TheSQL efficiency with inner join queries

MySQLoptimization

I have two tables, both with about 1,000,000 rows.

Here is the question I am trying to get mySQL to solve:

  • return all record_ids from table_a where that id matches the cat_id in table_b, but only for customer_id 654 (customer_id exists in both tables).

First off I tried this with the following statement:

SELECT record_id from `table_a` where customer_id="654" and record_id in
(SELECT cat_id from `table_b` where cat_id="654");

This is the most logical looking one to me, as it's more at my coding level. But this query took 2 minutes to run. So I tried to re-write it using:

SELECT record_id from `table_a` where 
customer_id = "654" and exists (SELECT cat_id FROM `table_b` where
table_b.customer_id = "654" and
table_a.record_id= table_b.cat_id 
group by record_id having count(*) > 1);

This took 22 seconds to run.

I tried another way as well:

SELECT table_a.record_id from table_a
INNER JOIN table_b ON (table_a.record_id = table_b.cat_id)
WHERE table_a.customer_id = "654" and table_b.customer_id= "654"
GROUP BY table_a.record_id
HAVING COUNT(*) > 1;

This one takes 19.5 seconds to run.

I'm wondering if my third attempt is the most efficient way to ask this question, or as I'm hoping, there is a more efficient way to run these.

Here is mySQL's execution path for the last two queries:

enter image description here

On table_a, I have the following indices:

KEY `rc` (`record_id`,`customer_id`)
KEY `test` (`record_id`,`customer_id`),  
KEY `test2` (`record_id`,`customer_id`),  
KEY `cust` (`customer_id`)

On table_b, I have the following indices:

KEY `rc` (`cat_id, `customer_id`)

There are duplicates that I made on accident and I haven't gotten around to deleting them, (not sure if that impacts performance):

Best Answer

SELECT record_id from `table_a`
where customer_id="654"
and record_id in
    (SELECT cat_id from `table_b` where cat_id="654");

The meaning of a JOIN is the AND of the meanings of its arguments. ON and WHERE both AND in a conditon. You want rows where (using obvious aliases):
    customer [a.customer_id] ...
AND customer [b.cat_id] ...
AND [a.customer_id] = 654 AND [b.cat_id] = 654 AND [a.record_id] = [b.cat_id]

SELECT a.record_id
FROM `table_a` a JOIN `table_b` b
WHERE a.customer_id = 654 AND b.cat_id = 654
AND a.record_id = b.cat_id

(In standard SQL ( INNER ) JOIN needs an ON. So you could CROSS JOIN or replace WHERE by ON.)

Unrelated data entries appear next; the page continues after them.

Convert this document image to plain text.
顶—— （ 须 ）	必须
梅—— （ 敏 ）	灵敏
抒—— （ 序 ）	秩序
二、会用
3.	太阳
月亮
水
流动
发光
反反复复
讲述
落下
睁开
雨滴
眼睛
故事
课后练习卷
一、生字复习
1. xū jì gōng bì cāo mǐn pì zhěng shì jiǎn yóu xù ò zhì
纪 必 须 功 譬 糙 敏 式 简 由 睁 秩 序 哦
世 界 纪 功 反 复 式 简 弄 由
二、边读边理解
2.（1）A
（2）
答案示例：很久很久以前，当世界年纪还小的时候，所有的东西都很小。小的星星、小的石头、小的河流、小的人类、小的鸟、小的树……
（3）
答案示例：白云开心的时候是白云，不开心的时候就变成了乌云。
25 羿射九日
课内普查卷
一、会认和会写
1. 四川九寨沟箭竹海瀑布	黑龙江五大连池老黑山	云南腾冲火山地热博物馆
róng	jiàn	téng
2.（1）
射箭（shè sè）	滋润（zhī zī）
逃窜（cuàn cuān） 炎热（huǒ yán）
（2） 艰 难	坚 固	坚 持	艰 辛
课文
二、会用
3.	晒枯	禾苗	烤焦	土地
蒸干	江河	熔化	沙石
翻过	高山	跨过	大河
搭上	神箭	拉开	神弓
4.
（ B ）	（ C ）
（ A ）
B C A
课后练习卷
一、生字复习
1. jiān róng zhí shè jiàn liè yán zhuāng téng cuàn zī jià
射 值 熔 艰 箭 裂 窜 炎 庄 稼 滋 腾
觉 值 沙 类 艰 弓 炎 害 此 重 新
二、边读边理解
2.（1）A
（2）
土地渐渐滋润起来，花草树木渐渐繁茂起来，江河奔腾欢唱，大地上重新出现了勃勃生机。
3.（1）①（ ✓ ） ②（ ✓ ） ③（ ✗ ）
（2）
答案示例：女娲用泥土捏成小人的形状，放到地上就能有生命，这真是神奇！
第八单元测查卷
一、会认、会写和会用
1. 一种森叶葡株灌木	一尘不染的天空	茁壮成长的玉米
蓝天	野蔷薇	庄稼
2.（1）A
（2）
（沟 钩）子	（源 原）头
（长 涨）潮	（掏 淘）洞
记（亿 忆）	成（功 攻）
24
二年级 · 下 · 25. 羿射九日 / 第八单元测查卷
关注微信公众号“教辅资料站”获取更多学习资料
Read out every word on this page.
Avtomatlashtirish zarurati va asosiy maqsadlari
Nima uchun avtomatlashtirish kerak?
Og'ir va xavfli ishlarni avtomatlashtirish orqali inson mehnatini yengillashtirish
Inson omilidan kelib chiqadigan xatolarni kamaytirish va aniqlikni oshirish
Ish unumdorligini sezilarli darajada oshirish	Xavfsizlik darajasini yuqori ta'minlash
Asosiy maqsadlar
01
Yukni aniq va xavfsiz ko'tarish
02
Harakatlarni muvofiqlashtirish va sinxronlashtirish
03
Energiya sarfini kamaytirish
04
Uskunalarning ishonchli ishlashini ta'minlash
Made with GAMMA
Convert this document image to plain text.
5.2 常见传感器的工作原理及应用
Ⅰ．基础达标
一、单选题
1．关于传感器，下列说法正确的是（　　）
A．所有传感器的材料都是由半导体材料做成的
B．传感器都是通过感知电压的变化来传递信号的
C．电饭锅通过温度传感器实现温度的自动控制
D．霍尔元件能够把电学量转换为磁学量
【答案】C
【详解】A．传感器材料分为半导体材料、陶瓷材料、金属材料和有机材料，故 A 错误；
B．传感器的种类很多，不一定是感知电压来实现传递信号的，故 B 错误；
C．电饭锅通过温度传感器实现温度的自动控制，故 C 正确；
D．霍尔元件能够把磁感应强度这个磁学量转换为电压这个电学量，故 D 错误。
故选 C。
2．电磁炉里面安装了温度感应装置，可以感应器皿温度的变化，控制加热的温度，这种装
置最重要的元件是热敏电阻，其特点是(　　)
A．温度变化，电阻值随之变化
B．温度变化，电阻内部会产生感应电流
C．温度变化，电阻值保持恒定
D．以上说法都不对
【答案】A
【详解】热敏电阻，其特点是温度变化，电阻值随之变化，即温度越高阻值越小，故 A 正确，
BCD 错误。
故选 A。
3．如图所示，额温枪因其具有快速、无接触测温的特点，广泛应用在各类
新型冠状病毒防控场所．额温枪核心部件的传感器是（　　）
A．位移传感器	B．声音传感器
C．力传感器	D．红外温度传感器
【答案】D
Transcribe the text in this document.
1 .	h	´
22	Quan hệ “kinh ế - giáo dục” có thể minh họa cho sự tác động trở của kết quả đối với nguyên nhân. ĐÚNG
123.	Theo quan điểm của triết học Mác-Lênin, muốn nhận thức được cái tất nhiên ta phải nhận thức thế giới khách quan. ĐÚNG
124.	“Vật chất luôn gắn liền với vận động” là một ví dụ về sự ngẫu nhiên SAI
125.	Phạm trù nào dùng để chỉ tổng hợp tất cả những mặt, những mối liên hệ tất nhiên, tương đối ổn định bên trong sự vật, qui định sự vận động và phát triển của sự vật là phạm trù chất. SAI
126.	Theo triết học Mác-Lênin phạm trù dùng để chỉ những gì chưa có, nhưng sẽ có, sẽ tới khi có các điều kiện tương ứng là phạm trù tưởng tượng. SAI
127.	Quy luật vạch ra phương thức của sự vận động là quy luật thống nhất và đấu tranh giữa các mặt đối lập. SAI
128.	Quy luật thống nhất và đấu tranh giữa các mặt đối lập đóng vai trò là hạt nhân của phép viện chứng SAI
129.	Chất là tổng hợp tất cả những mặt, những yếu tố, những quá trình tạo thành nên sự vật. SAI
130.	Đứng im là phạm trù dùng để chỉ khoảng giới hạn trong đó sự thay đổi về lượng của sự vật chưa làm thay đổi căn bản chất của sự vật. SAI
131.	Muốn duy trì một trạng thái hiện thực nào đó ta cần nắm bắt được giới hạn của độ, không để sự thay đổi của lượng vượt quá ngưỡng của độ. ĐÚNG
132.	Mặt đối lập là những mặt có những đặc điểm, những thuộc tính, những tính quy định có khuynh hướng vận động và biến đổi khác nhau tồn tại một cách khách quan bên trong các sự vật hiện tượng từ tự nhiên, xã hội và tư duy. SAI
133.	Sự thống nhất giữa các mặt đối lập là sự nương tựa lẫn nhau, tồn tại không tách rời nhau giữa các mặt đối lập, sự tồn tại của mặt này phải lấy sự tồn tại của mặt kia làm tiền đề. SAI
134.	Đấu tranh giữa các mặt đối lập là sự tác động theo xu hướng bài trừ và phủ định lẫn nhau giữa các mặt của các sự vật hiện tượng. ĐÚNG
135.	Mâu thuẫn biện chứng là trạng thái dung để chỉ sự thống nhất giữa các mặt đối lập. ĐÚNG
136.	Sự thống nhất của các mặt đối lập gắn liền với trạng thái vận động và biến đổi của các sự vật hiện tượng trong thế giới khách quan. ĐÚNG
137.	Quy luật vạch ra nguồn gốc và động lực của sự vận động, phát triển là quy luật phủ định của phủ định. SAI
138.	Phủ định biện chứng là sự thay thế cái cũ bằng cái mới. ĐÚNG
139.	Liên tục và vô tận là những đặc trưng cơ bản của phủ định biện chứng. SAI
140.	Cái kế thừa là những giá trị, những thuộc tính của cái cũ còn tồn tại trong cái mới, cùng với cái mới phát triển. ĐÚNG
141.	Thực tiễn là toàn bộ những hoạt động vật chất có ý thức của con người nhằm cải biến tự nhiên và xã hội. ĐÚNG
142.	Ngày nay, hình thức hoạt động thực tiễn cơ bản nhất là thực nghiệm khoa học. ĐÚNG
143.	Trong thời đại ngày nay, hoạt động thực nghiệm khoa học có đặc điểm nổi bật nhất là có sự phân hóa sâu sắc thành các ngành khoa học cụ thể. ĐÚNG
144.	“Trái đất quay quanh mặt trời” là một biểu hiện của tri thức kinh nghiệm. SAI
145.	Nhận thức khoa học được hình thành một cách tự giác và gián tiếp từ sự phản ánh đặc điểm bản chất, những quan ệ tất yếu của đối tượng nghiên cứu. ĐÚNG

As a comment says, MySQL has historically not been very good at optimizing. But it is constantly improving. IN has been notoriously slow, even when it is equivalent to other more optimized expressions. You may get better performance by explicitly equating the ids first in an ON:

SELECT a.record_id
FROM `table_a` a JOIN `table_b` b
ON a.record_id = b.cat_id
AND a.customer_id = 654 AND b.cat_id = 654

Declare each of those fields as PK or UNIQUE NOT NULL if it is (which implicitly adds an index), otherwise add an index on it. MySQL unadorned KEY is a synonym for INDEX when not in a column declaration, which does not tell the database that a column set is unique. Yes, uniqueness affects performance, so give your tables their proper rows and declare and enforce any uniqueness by PRIMARY KEY or UNIQUE.

If you make the ids INT then the DBMS only needs to go to the index, not the data.

(Also, read the documentation re keys, indices and optimization. Use EXPLAIN.)